Route information
- Length: 538 km (334 mi)

Major junctions
- North end: Rotterdam, Netherlands
- South end: Hockenheim, Germany

Location
- Countries: Netherlands Germany

Highway system
- International E-road network; A Class; B Class;

= European route E31 =

Road in trans-European E-road network

European route E31 is an international Class-A road in Europe, part of the United Nations E-road network. It has a north–south reference, running from Rotterdam, Netherlands to Ludwigshafen, Germany.

Firstly, it leaves Rotterdam, where it links to the E19 and E25 roads. It heads roughly east through the Netherlands, passing through Gorinchem (where it connects to the E311), and Nijmegen before crossing the border into Germany.
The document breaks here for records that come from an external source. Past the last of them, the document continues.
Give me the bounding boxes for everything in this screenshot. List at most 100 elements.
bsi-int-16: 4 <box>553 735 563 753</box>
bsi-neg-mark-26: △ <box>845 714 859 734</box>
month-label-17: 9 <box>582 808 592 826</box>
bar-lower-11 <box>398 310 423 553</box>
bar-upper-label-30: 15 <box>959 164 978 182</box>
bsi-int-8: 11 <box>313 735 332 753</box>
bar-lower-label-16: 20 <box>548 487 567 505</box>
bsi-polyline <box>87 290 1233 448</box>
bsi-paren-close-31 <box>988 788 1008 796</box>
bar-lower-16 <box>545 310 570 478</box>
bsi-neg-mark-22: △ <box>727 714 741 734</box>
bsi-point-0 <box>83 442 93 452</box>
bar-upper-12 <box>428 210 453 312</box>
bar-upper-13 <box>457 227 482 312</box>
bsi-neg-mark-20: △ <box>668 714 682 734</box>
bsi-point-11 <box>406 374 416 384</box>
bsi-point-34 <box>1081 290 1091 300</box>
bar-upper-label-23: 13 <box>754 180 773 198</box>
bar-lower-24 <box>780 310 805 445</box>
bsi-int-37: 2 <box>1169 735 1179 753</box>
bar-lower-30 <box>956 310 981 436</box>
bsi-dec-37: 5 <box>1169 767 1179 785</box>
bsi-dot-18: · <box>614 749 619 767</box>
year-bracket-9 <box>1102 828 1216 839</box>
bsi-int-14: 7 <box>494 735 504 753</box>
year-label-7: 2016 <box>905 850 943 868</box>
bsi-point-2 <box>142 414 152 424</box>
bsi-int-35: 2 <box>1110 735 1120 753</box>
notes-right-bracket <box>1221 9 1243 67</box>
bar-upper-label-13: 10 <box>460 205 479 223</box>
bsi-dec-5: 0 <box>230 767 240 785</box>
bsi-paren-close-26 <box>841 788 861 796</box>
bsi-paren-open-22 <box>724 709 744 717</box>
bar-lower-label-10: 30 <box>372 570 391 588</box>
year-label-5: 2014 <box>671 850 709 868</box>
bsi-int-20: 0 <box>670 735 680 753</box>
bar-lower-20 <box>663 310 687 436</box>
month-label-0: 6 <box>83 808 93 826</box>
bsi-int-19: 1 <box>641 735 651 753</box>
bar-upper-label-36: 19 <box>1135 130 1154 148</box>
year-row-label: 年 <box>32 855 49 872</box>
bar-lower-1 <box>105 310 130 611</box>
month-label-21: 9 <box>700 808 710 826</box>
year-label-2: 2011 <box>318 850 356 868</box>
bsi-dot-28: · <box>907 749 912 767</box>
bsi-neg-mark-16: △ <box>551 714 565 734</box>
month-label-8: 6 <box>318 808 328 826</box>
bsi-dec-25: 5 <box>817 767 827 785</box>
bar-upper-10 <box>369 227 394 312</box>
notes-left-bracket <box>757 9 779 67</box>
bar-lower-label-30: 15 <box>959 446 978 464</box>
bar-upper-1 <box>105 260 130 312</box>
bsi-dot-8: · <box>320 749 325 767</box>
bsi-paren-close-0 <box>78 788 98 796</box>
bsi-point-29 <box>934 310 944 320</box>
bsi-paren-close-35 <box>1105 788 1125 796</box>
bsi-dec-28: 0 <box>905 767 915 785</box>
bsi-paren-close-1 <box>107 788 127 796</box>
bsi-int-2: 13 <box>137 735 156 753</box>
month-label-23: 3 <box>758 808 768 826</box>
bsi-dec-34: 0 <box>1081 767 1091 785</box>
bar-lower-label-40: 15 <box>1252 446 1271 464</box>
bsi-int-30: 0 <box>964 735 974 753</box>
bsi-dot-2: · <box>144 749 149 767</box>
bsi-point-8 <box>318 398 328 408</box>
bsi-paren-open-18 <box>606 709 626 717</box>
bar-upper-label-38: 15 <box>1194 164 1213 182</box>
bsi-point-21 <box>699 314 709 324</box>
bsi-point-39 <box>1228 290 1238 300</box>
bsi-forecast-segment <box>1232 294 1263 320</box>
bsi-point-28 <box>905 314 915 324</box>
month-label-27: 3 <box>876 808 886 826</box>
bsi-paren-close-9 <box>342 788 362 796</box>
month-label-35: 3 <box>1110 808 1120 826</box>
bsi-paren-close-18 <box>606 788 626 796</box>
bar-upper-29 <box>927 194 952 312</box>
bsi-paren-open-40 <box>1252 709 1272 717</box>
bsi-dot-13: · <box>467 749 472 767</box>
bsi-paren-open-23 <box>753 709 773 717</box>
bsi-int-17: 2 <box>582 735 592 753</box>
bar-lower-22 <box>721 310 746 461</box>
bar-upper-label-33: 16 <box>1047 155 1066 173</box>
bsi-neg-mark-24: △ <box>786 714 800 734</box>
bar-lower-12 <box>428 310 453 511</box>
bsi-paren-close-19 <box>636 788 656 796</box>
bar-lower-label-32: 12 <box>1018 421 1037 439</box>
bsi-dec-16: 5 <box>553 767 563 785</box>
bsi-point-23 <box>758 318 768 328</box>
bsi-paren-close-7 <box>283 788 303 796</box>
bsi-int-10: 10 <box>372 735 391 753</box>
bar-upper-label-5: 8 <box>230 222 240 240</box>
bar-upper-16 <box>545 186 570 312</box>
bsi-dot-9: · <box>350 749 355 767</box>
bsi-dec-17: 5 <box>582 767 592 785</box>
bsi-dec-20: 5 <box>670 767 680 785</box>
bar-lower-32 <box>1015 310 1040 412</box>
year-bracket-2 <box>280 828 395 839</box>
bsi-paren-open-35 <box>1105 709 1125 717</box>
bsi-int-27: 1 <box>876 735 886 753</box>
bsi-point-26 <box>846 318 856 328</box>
It passes first through Goch and Krefeld in North Rhine-Westphalia and heads southwards before entering Cologne, where it links with four other E-roads: the E29, E35, E37, and E40. It then continues south, going through Koblenz (where it connects to the E44), and then on to Bingen am Rhein, where it makes its final connection, to the E42. It then reaches its final destination of Hockenheim, where the E31 connects with the E50.

Its total length is 538 km.

The route from Parma to La Spezia in Italy, although identified as E33 in the E-network, is also signposted as E31.